Nevermind. I forgot that vm_map_findspace() handles this case. It updates the given address to be at least vm_map_min(). In general, other callers don't pass 0, but themselves initialize the given address to vm_map_min().

kib added a comment.Dec 7 2017, 9:25 AM
In D13346#280028, @alc wrote:
In D13346#280027, @alc wrote:

Kostik, I've been reviewing vm_map_find()'s callers, and I'm concerned about i915_gem_mmap_ioctl(). Consider this snippet:

        p = curproc;
        map = &p->p_vmspace->vm_map;
...
        addr = 0;
        vm_object_reference(obj->vm_obj);
        rv = vm_map_find(map, obj->vm_obj, args->offset, &addr, args->size, 0,

I believe that 0 is going to be out-of-range for a map on amd64, and so vm_map_find(), either with or without this revision, is going to return an error. Am I missing something here?

Nevermind. I forgot that vm_map_findspace() handles this case. It updates the given address to be at least vm_map_min(). In general, other callers don't pass 0, but themselves initialize the given address to vm_map_min().

So do you prefer to change gem code to do the same ?

alc added a comment.EditedDec 7 2017, 4:14 PM
In D13346#280055, @kib wrote:
In D13346#280028, @alc wrote:

Nevermind. I forgot that vm_map_findspace() handles this case. It updates the given address to be at least vm_map_min(). In general, other callers don't pass 0, but themselves initialize the given address to vm_map_min().

So do you prefer to change gem code to do the same ?

No, I think that the gem code is fine as is.

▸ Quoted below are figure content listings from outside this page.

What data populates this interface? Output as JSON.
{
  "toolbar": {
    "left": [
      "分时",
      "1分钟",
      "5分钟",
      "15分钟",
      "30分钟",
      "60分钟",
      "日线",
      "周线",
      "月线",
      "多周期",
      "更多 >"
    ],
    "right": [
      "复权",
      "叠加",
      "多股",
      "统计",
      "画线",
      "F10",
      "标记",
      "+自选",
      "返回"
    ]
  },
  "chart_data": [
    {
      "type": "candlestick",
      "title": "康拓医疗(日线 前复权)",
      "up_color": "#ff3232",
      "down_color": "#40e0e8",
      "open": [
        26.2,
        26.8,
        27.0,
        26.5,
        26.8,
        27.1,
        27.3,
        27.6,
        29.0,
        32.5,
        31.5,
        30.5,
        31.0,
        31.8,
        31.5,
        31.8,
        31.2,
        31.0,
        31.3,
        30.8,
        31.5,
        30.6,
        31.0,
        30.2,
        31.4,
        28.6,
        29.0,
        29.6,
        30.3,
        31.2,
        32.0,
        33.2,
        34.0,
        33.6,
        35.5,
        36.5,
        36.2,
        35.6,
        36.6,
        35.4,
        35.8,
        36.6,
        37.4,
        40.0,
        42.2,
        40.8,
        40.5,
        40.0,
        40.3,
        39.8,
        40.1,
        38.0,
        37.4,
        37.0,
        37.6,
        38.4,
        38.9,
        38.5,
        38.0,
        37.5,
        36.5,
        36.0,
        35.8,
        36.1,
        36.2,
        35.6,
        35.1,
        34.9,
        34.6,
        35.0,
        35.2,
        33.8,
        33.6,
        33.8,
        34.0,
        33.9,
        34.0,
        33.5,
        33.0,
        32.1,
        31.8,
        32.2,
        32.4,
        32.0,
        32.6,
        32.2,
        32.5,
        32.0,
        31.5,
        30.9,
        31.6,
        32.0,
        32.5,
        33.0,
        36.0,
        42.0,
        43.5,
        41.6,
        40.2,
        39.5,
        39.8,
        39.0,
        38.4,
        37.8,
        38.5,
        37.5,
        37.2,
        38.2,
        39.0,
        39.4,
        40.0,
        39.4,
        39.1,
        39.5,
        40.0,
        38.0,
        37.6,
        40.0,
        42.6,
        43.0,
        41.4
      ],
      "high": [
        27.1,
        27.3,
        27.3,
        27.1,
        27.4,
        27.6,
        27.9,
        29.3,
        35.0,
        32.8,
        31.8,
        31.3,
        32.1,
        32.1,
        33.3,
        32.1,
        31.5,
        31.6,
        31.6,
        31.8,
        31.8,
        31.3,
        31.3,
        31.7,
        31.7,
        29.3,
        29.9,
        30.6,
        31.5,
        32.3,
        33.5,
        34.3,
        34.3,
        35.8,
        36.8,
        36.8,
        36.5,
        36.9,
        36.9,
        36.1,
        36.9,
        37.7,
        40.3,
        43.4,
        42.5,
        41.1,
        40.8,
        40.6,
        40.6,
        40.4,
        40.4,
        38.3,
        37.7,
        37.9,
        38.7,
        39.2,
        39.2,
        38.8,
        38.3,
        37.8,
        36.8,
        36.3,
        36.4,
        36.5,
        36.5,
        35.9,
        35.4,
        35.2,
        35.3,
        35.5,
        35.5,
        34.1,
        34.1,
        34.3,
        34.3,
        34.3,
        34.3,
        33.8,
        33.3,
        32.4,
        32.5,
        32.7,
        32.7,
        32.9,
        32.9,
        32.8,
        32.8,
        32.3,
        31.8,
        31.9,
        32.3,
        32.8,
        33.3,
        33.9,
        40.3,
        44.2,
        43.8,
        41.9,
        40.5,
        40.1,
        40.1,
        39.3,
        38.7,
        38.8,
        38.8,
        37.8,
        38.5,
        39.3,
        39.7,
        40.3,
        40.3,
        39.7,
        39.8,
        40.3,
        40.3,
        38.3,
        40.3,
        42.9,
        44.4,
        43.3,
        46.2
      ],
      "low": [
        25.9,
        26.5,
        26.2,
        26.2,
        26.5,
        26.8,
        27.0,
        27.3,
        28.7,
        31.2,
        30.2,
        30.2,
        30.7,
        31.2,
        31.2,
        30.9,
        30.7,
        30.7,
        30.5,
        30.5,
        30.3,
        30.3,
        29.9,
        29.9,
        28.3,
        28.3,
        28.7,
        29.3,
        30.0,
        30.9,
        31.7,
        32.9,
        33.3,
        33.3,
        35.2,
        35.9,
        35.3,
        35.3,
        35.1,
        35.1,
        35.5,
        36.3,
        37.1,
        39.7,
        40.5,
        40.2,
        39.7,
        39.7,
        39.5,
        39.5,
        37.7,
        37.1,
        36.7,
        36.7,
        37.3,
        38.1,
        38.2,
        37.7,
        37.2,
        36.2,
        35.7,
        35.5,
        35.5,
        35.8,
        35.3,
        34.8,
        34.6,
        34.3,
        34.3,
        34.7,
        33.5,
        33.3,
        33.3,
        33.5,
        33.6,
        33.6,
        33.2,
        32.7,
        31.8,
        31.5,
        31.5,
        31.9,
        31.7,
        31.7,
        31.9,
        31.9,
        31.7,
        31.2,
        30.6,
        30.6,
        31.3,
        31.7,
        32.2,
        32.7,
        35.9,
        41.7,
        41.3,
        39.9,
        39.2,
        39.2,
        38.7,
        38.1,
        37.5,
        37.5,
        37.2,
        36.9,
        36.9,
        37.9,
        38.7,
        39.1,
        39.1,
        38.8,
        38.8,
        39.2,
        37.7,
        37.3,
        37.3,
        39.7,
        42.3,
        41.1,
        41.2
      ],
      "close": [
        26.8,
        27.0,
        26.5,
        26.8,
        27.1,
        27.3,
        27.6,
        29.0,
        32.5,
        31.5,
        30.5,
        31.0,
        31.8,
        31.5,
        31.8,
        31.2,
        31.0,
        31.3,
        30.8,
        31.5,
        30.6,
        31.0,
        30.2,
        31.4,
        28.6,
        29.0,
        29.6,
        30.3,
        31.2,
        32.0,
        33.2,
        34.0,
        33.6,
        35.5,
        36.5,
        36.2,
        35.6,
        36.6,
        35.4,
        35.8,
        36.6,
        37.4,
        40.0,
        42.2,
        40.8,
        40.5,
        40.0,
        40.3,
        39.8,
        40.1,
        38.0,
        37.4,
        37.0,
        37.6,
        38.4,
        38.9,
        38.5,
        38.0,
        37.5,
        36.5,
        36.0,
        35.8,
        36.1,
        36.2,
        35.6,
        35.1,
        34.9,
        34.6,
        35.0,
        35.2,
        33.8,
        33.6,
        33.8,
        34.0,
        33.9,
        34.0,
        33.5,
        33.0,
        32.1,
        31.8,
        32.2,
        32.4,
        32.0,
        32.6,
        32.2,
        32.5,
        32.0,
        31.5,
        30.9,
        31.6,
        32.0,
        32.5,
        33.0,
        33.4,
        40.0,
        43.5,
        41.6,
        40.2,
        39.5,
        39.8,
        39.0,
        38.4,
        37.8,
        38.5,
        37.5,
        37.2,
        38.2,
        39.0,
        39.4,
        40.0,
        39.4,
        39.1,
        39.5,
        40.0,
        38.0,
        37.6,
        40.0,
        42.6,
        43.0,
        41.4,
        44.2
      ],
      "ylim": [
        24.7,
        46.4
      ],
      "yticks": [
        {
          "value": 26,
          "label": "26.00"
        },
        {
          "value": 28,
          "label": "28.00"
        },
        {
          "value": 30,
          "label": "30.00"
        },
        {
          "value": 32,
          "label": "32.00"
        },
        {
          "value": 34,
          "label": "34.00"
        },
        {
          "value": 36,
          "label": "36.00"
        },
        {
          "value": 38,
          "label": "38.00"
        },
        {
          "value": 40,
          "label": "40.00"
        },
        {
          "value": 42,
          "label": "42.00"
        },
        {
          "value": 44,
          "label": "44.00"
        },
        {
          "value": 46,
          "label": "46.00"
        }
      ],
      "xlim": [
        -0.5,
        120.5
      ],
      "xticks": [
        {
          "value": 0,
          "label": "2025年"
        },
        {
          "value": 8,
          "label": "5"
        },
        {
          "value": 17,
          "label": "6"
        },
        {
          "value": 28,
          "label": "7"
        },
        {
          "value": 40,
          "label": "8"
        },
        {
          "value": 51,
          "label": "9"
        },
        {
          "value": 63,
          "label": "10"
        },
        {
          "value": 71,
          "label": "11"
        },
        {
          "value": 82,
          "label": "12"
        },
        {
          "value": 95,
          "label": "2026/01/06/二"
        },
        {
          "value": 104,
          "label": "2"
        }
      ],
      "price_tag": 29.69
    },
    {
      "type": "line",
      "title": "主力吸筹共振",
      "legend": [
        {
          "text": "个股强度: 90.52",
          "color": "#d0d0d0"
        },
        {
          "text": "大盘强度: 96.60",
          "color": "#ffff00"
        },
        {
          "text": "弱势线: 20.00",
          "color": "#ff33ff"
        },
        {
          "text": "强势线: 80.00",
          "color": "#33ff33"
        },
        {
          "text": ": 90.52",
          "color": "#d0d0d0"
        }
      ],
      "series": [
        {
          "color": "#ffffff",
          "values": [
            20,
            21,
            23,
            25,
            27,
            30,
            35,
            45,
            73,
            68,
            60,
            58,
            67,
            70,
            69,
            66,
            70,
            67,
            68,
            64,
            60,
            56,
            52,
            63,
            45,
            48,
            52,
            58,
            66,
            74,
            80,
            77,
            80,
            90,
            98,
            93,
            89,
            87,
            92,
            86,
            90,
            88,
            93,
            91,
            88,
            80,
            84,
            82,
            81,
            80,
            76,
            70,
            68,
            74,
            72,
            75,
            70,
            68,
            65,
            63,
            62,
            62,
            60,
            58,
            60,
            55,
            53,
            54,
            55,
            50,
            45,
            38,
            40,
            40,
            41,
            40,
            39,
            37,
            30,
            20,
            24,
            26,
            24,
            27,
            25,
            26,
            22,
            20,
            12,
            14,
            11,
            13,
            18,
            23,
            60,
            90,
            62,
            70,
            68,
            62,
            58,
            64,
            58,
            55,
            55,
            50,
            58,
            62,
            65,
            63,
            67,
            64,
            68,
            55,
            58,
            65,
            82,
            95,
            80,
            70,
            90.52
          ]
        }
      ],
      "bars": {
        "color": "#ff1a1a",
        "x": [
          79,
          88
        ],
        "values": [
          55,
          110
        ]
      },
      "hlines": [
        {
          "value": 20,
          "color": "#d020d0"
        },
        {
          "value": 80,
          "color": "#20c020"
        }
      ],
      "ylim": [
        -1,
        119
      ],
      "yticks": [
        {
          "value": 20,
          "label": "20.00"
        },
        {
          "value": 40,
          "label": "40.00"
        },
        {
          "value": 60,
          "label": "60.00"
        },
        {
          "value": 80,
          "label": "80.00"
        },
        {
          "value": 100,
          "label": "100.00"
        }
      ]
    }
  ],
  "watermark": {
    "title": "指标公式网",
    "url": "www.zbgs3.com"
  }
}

Rather, I think that the comment describing vm_map_find() should explicitly address the handling of an out-of-range "hint". However, I'd prefer not to make any more changes as part of this revision.

pho added a comment.Dec 7 2017, 7:18 PM
In D13346#279794, @pho wrote:
In D13346#279764, @alc wrote:

Peter, can you please test this change.

Happy to.

I ran all of the stress2 tests on amd64. No problems seen.

alc added a comment.Mon, Dec 25, 8:59 PM

Are there any other comments or questions about this change?

kib accepted this revision.Mon, Dec 25, 9:41 PM
This revision is now accepted and ready to land.Mon, Dec 25, 9:41 PM
This revision was automatically updated to reflect the committed changes.